Há alguns anos, quando me encontrava no Tribunal a propósito de uma perícia médico-legal com vista à interdição de uma pessoa da chamada terceira idade, ao tempo em que o processo não tinha a politicamente correta designação de regime do maior acompanhado, travei conhecimento com o perito, um psiquiatra, que me dizia que no início da sua carreira, há mais de 30 anos atrás, as perícias para que o chamavam eram para a interdição de menores que haviam nascido com incapacidade mental. Agora, eram raros estes casos e, ao contrário de antes, era maioritariamente nomeado para casos de incapacidade mental de adultos mais velhos.
Bem se compreende, os avanços da medicina e dos cuidados de saúde tiveram o condão de prolongar a média de vida dos cidadãos, com o consequente aumento das doenças neuro-degenerativas e, simultaneamente, de favorecer o nascimento de bebés saudáveis.
A necessidade de atuar sobre a situação das pessoas com dependência e existindo, segundo cálculos públicos, cerca de 800.000 pessoas que cuidam de familiares dependentes, sejam crianças com doenças graves, idosos ou pessoas com patologias crónicas ou demência, levou a Assembleia da República a aprovar o Estatuto dos cuidadores informais, corporizado na Lei n.º 100/2019, publicada no dia 6 do mês de setembro passado.
Esta Lei tem particular importância, pois assegura direitos aos cuidadores informais que, sem essa Lei, nada teriam, incentivando as famílias a cuidarem dos seus dependentes mas não deixa de ter um alcance limitado, visto que se restringe praticamente a pessoa que necessite de cuidados permanentes, por se encontrar em situação de dependência e seja titular de uma das prestações sociais referidas no artigo 3.º da citada Lei, geralmente prestados na sua habitação ou na casa do cuidador.

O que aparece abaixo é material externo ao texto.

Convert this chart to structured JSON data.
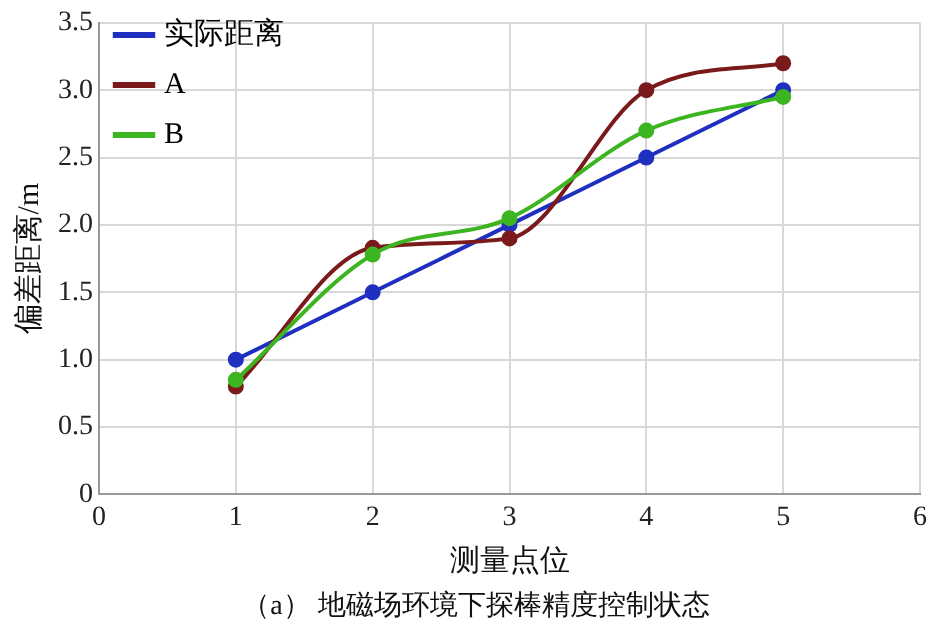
{
  "chart_data": {
    "type": "line",
    "xlabel": "测量点位",
    "ylabel": "偏差距离/m",
    "x": [
      1,
      2,
      3,
      4,
      5
    ],
    "series": [
      {
        "name": "实际距离",
        "color": "#1f2fbf",
        "values": [
          1.0,
          1.5,
          2.0,
          2.5,
          3.0
        ]
      },
      {
        "name": "A",
        "color": "#7a1a1a",
        "values": [
          0.8,
          1.83,
          1.9,
          3.0,
          3.2
        ]
      },
      {
        "name": "B",
        "color": "#3cb521",
        "values": [
          0.85,
          1.78,
          2.05,
          2.7,
          2.95
        ]
      }
    ],
    "xlim": [
      0,
      6
    ],
    "xticks": [
      0,
      1,
      2,
      3,
      4,
      5,
      6
    ],
    "ylim": [
      0,
      3.5
    ],
    "yticks": [
      0,
      0.5,
      {
        "value": 1,
        "label": "1.0"
      },
      1.5,
      {
        "value": 2,
        "label": "2.0"
      },
      2.5,
      {
        "value": 3,
        "label": "3.0"
      },
      3.5
    ],
    "grid": true,
    "legend": "top left",
    "marker": "circle",
    "line_style": "solid",
    "annotations": [
      "（a） 地磁场环境下探棒精度控制状态"
    ]
  }
}
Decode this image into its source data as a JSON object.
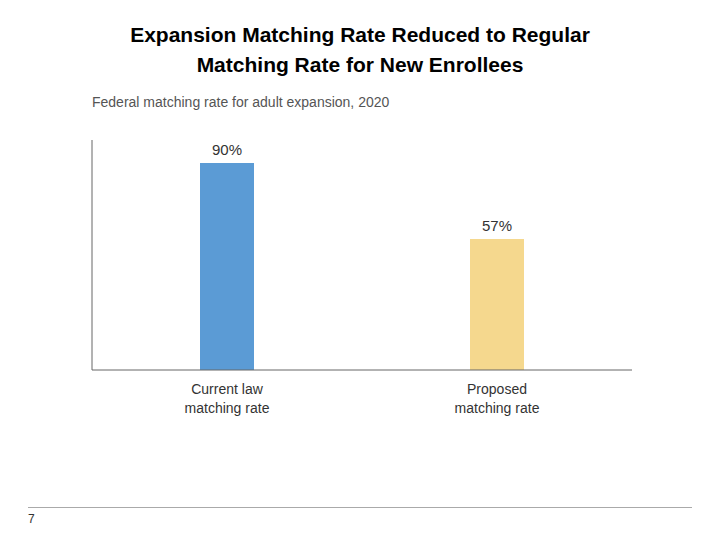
{
  "chart_data": {
    "type": "bar",
    "title": "Expansion Matching Rate Reduced to Regular\nMatching Rate for New Enrollees",
    "subtitle": "Federal matching rate for adult expansion, 2020",
    "categories": [
      "Current law\nmatching rate",
      "Proposed\nmatching rate"
    ],
    "values": [
      90,
      57
    ],
    "value_labels": [
      "90%",
      "57%"
    ],
    "data_labels": true,
    "colors": [
      "#5B9BD5",
      "#F5D88E"
    ],
    "ylim": [
      0,
      100
    ],
    "grid": false,
    "tick_labels": "x",
    "annotations": [
      "7"
    ]
  }
}
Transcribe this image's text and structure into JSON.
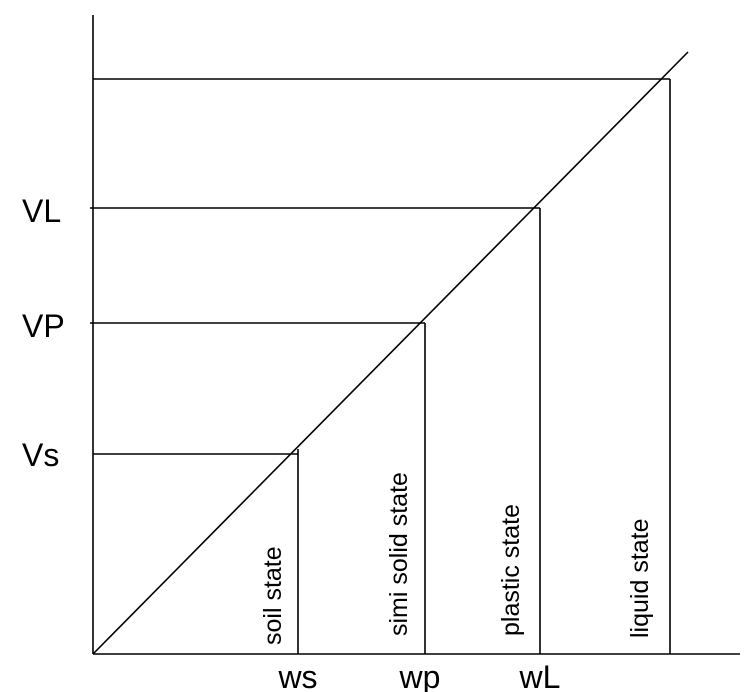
{
  "colors": {
    "line": "#000000",
    "background": "#ffffff",
    "text": "#000000"
  },
  "y_labels": {
    "vl": "VL",
    "vp": "VP",
    "vs": "Vs"
  },
  "x_labels": {
    "ws": "ws",
    "wp": "wp",
    "wl": "wL"
  },
  "states": {
    "soil": "soil state",
    "semi_solid": "simi solid state",
    "plastic": "plastic state",
    "liquid": "liquid state"
  }
}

O problema é que esse Estatuto apenas abrange uma parte, ainda que significativa, das pessoas que necessitam de cuidados permanentes.
Existem cada vez mais pessoas que, mormente pelo avançar da idade com deterioração física e mental, necessitam de cuidados ao nível de tratamentos de doença, o que exige o internamento permanente em estabelecimentos de saúde com condições hospitalares ou clínicos específicos, além dos casos em que nenhum familiar está em condições de se tornar um cuidador informal.

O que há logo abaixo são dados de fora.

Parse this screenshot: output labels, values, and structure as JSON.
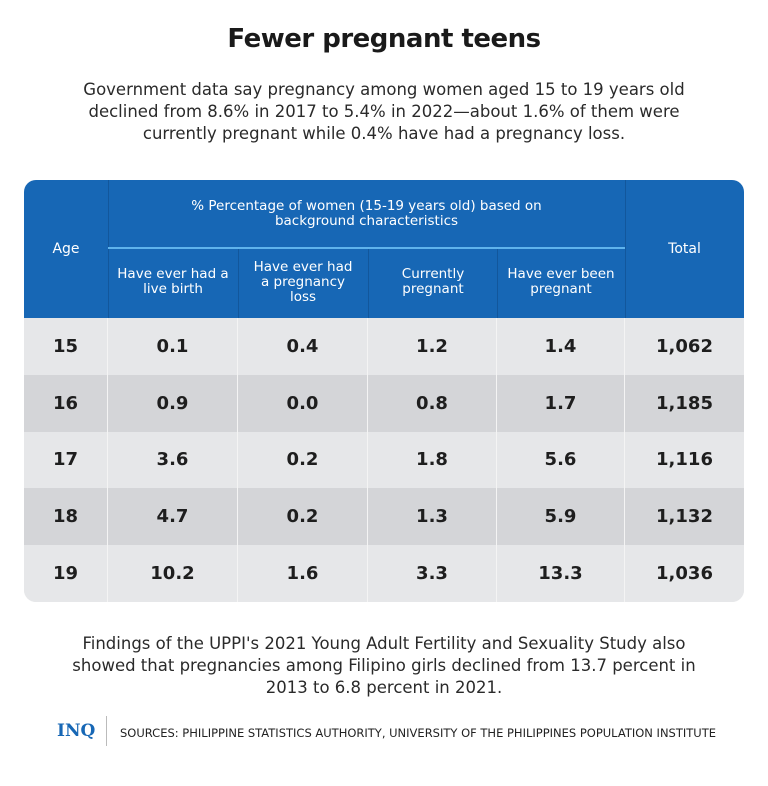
{
  "title": "Fewer pregnant teens",
  "subtitle": "Government data say pregnancy among women aged 15 to 19 years old declined from 8.6% in 2017 to 5.4% in 2022—about 1.6% of them were currently pregnant while 0.4% have had a pregnancy loss.",
  "chart_data": {
    "type": "table",
    "group_header": "% Percentage of women (15-19 years old) based on background characteristics",
    "columns": [
      "Age",
      "Have ever had a live birth",
      "Have ever had a pregnancy loss",
      "Currently pregnant",
      "Have ever been pregnant",
      "Total"
    ],
    "rows": [
      [
        "15",
        "0.1",
        "0.4",
        "1.2",
        "1.4",
        "1,062"
      ],
      [
        "16",
        "0.9",
        "0.0",
        "0.8",
        "1.7",
        "1,185"
      ],
      [
        "17",
        "3.6",
        "0.2",
        "1.8",
        "5.6",
        "1,116"
      ],
      [
        "18",
        "4.7",
        "0.2",
        "1.3",
        "5.9",
        "1,132"
      ],
      [
        "19",
        "10.2",
        "1.6",
        "3.3",
        "13.3",
        "1,036"
      ]
    ],
    "colors": {
      "header": "#1767b5",
      "row_light": "#e6e7e9",
      "row_dark": "#d4d5d8"
    }
  },
  "footer_text": "Findings of the UPPI's 2021 Young Adult Fertility and Sexuality Study also showed that pregnancies among  Filipino girls declined from 13.7 percent in 2013 to 6.8 percent in 2021.",
  "logo": "INQ",
  "sources": "SOURCES: PHILIPPINE STATISTICS AUTHORITY, UNIVERSITY OF THE PHILIPPINES POPULATION INSTITUTE"
}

Neste âmbito estamos a falar dos cuidados continuados e aqui o Estado continua sem mostrar a sensibilidade que se impõe, pois não há verdadeira democracia num regime que não faz por cuidar dos seus mais desvalidos, geralmente os mais velhos que tanto contribuíram para a melhoria das condições de vidas das pessoas que estão atualmente no ativo, além que essa obrigação resulta do disposto no artigo 64.º, n.º 2 da Constituição.
Atentando no concelho de Braga, não existe nenhuma unidade de saúde do Estado que permita acolher doentes nessa situação, existindo apenas um estabelecimento destinado a esse fim, particular, a Unidade de Cuidados Paliativos – Domus Fraternitas, em Montariol, com um número de quartos e camas manifestamente insuficiente para acudir às necessidades dum concelho populoso.
Quem já teve de enfrentar uma situação dessas, sabe que o internamento num hospital ou clínica não é opção economicamente viável, já que acessível apenas às reformas dos banqueiros e pouco mais.
Até há pouco tempo, os beneficiários da ADSE ainda dispunham de condições financeiras para esse internamento, visto que tal instituição assegurava o pagamento da maior parte do valor dos serviços de internamento. Mas uma recente mudança de política da ADSE retirou essa comparticipação, pelo que até os antigos servidores do Estado perderam essa possibilidade.
Se o Estado não quer fazer diretamente a gestão de equipamentos destinados a acolher pessoas que necessitam de cuidados continuados, fará bem em apoiar financeiramente as entidades privadas que estejam em posição de assegurar essa gestão, designadamente as IPSS e, dentro destas, pelo seu know-how e pelas obras a que se dedicam, as Misericórdias.